Adding to the confusion is that the research requires a group of experts, each of whom has a different, highly technical skill. Each person on a team may be so specialized that no one is qualified to know exactly what his or her colleagues are doing.
Dr. Pusztai’s team, for instance, includes pathologists, molecular biologists and biostatisticians. “No one person on the team sees all the pieces together,” he said.
For example, he said, just analyzing cancer tissue for a genomics study involves 200 to 3,000 steps and takes several days to complete. “Any one of these steps can go wrong, and a good researcher should know what can influence the success of each step and control for the quality,” he said.
What comes out of this analysis is “reams of numbers,” Dr. Pusztai said. “If one were to print these out it would amount to thousands of pages. The interpretation of these numbers is purely statistical and mathematical.”
Even when researchers find a real association, it may not be clinically useful. A genomic signature test that correctly identifies most tumors that will respond to a drug but incorrectly identifies others may not be of net benefit to patients.
What is needed, and what rarely has been done, is research to see if a test based on a new biomarker does more good than harm.
It’s expensive and time-consuming, but it is the sort of evidence-gathering that is almost always done to see if a new drug is effective, Dr. Hayes noted. Yet there is little incentive to evaluate biomarkers, because the Food and Drug Administration does not require it and companies are not reimbursed as much for tests based on biomarkers as they are for new cancer drugs.
“There is a whole series of things in this cycle that need to be broken,” Dr. Hayes said.
One step that could make a big difference, scientists said, would be for researchers who think they have found a new genomic signature for cancer to publish enough of their data and analysis for others to verify their work. Surprisingly few have done so.
The only reason the Duke research was discovered to be flawed, in fact, was that it relied on publicly available data sets and algorithms.
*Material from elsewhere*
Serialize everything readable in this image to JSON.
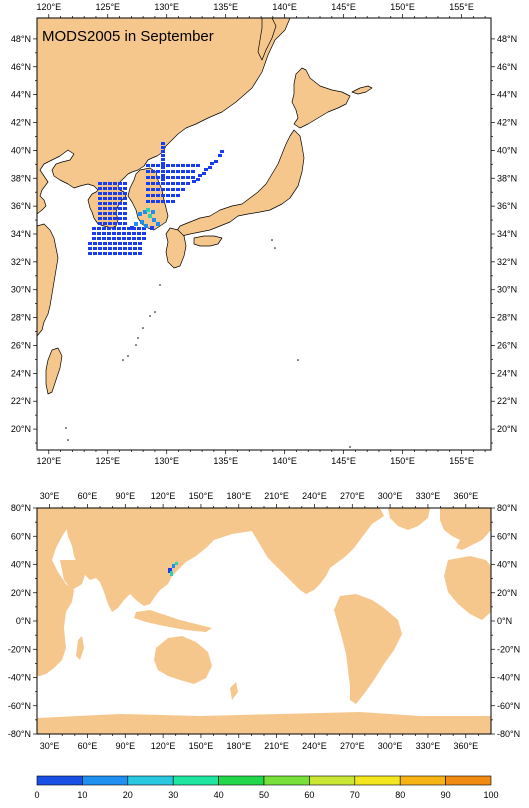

Even so, unraveling the details of the work was so complicated that it took Keith Baggerly and Kevin Coombes, two statisticians at MD Anderson, 2,000 hours to find all the errors.
Perhaps illustrating the perils of the needle-in-a-haystack approach, the only two genomic signatures for cancer that have been validated, used in the tests Oncotype DX and MammaPrint, were discovered in a very different ways.
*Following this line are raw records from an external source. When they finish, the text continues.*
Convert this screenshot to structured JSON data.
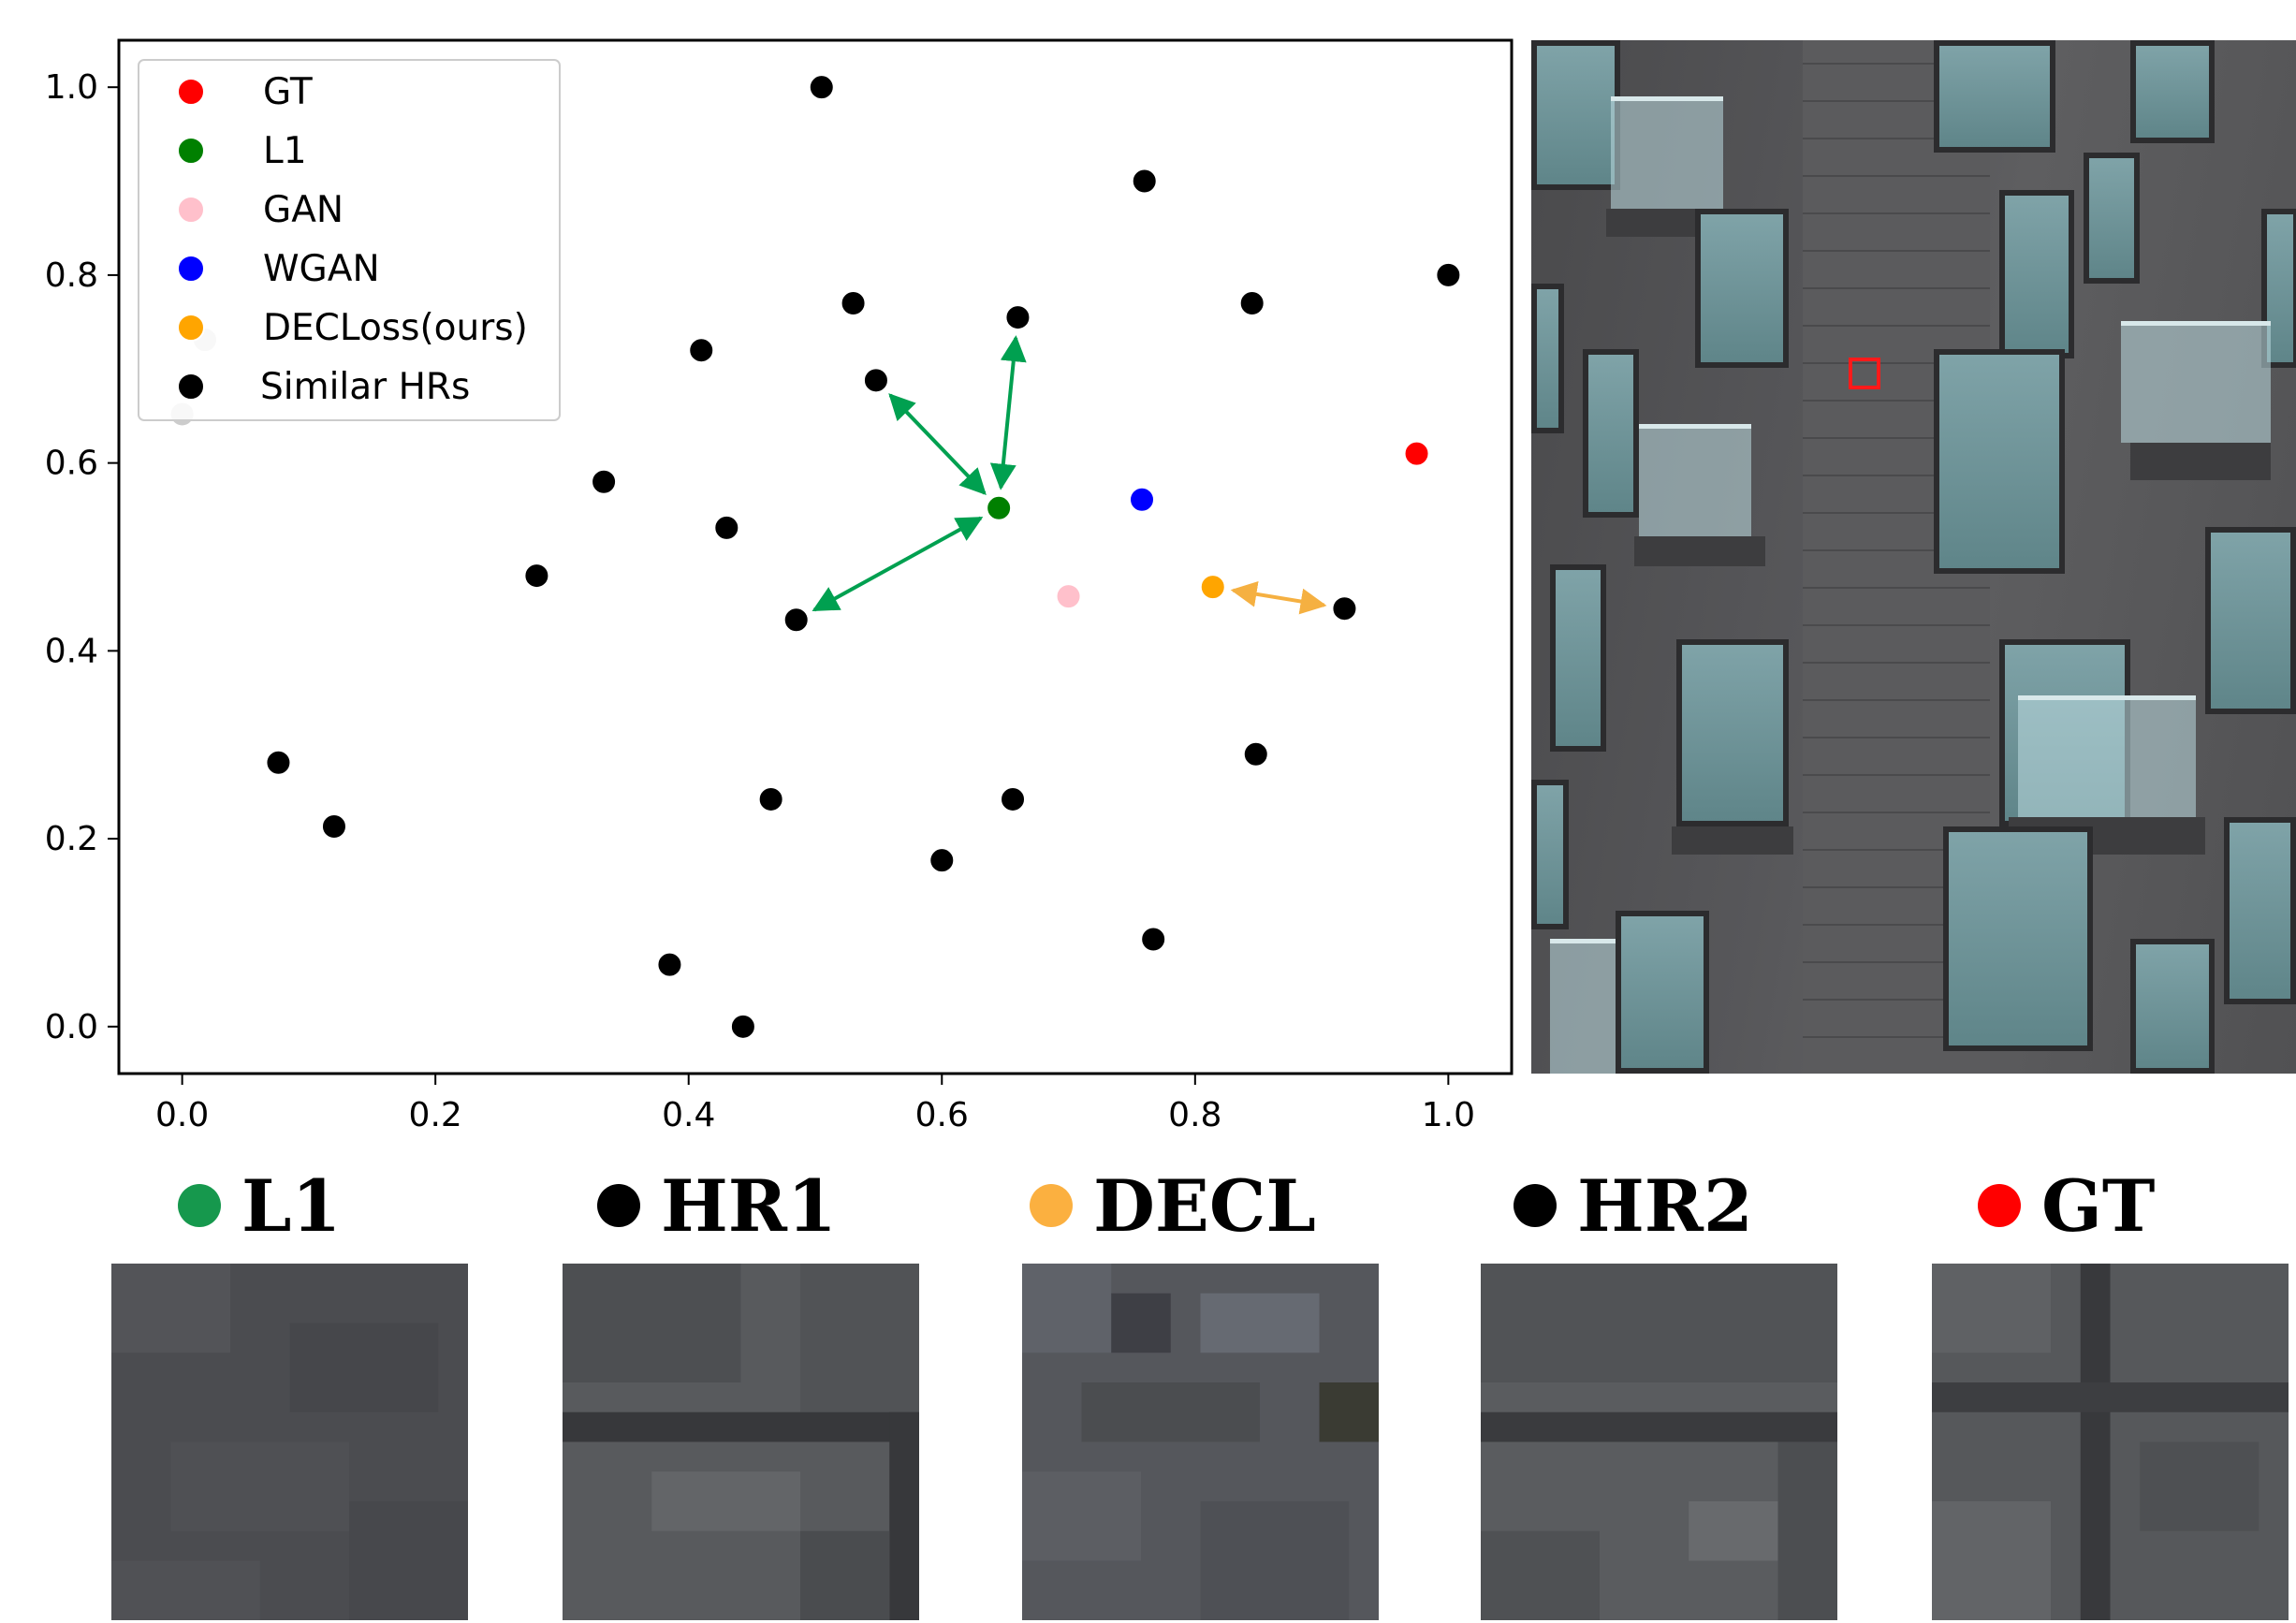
{
  "chart_data": {
    "type": "scatter",
    "xlim": [
      -0.05,
      1.05
    ],
    "ylim": [
      -0.05,
      1.05
    ],
    "xticks": [
      "0.0",
      "0.2",
      "0.4",
      "0.6",
      "0.8",
      "1.0"
    ],
    "yticks": [
      "0.0",
      "0.2",
      "0.4",
      "0.6",
      "0.8",
      "1.0"
    ],
    "legend_position": "top-left",
    "series": [
      {
        "name": "GT",
        "color": "#ff0000",
        "points": [
          [
            0.975,
            0.61
          ]
        ]
      },
      {
        "name": "L1",
        "color": "#008000",
        "points": [
          [
            0.645,
            0.552
          ]
        ]
      },
      {
        "name": "GAN",
        "color": "#ffc0cb",
        "points": [
          [
            0.7,
            0.458
          ]
        ]
      },
      {
        "name": "WGAN",
        "color": "#0000ff",
        "points": [
          [
            0.758,
            0.561
          ]
        ]
      },
      {
        "name": "DECLoss(ours)",
        "color": "#ffa500",
        "points": [
          [
            0.814,
            0.468
          ]
        ]
      },
      {
        "name": "Similar HRs",
        "color": "#000000",
        "points": [
          [
            0.505,
            1.0
          ],
          [
            0.76,
            0.9
          ],
          [
            1.0,
            0.8
          ],
          [
            0.53,
            0.77
          ],
          [
            0.66,
            0.755
          ],
          [
            0.845,
            0.77
          ],
          [
            0.41,
            0.72
          ],
          [
            0.548,
            0.688
          ],
          [
            0.333,
            0.58
          ],
          [
            0.43,
            0.531
          ],
          [
            0.28,
            0.48
          ],
          [
            0.485,
            0.433
          ],
          [
            0.918,
            0.445
          ],
          [
            0.076,
            0.281
          ],
          [
            0.848,
            0.29
          ],
          [
            0.465,
            0.242
          ],
          [
            0.656,
            0.242
          ],
          [
            0.12,
            0.213
          ],
          [
            0.6,
            0.177
          ],
          [
            0.767,
            0.093
          ],
          [
            0.385,
            0.066
          ],
          [
            0.443,
            0.0
          ]
        ]
      }
    ],
    "extra_points": [
      {
        "color": "#cccccc",
        "points": [
          [
            0.018,
            0.731
          ],
          [
            0.0,
            0.652
          ]
        ]
      }
    ],
    "arrows": [
      {
        "color": "#00a050",
        "from": [
          0.645,
          0.552
        ],
        "to": [
          0.548,
          0.688
        ]
      },
      {
        "color": "#00a050",
        "from": [
          0.645,
          0.552
        ],
        "to": [
          0.66,
          0.755
        ]
      },
      {
        "color": "#00a050",
        "from": [
          0.645,
          0.552
        ],
        "to": [
          0.485,
          0.433
        ]
      },
      {
        "color": "#f5b041",
        "from": [
          0.814,
          0.468
        ],
        "to": [
          0.918,
          0.445
        ]
      }
    ]
  },
  "patches": [
    {
      "label": "L1",
      "color": "#16984d"
    },
    {
      "label": "HR1",
      "color": "#000000"
    },
    {
      "label": "DECL",
      "color": "#fbb040"
    },
    {
      "label": "HR2",
      "color": "#000000"
    },
    {
      "label": "GT",
      "color": "#ff0000"
    }
  ],
  "photo": {
    "highlight_color": "#ff1a1a"
  }
}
In both cases, researchers started with hundreds of genes that they had some reason to believe were important. They winnowed the collection down to those that seemed to be clinically useful. The Oncotype DX assay relies on 21 genes, and MammaPrint on 70. Both companies then rigorously tested their signatures to be certain that they were accurate in women with breast cancer. Oncotype DX showed its signature could predict prognosis and whether women would benefit from chemotherapy.
Yet the two signatures used to make these tests have just one gene in common.
“What it means, as I suppose everybody is beginning to know, is that cancer is a very complicated thing,” Dr. Berry said.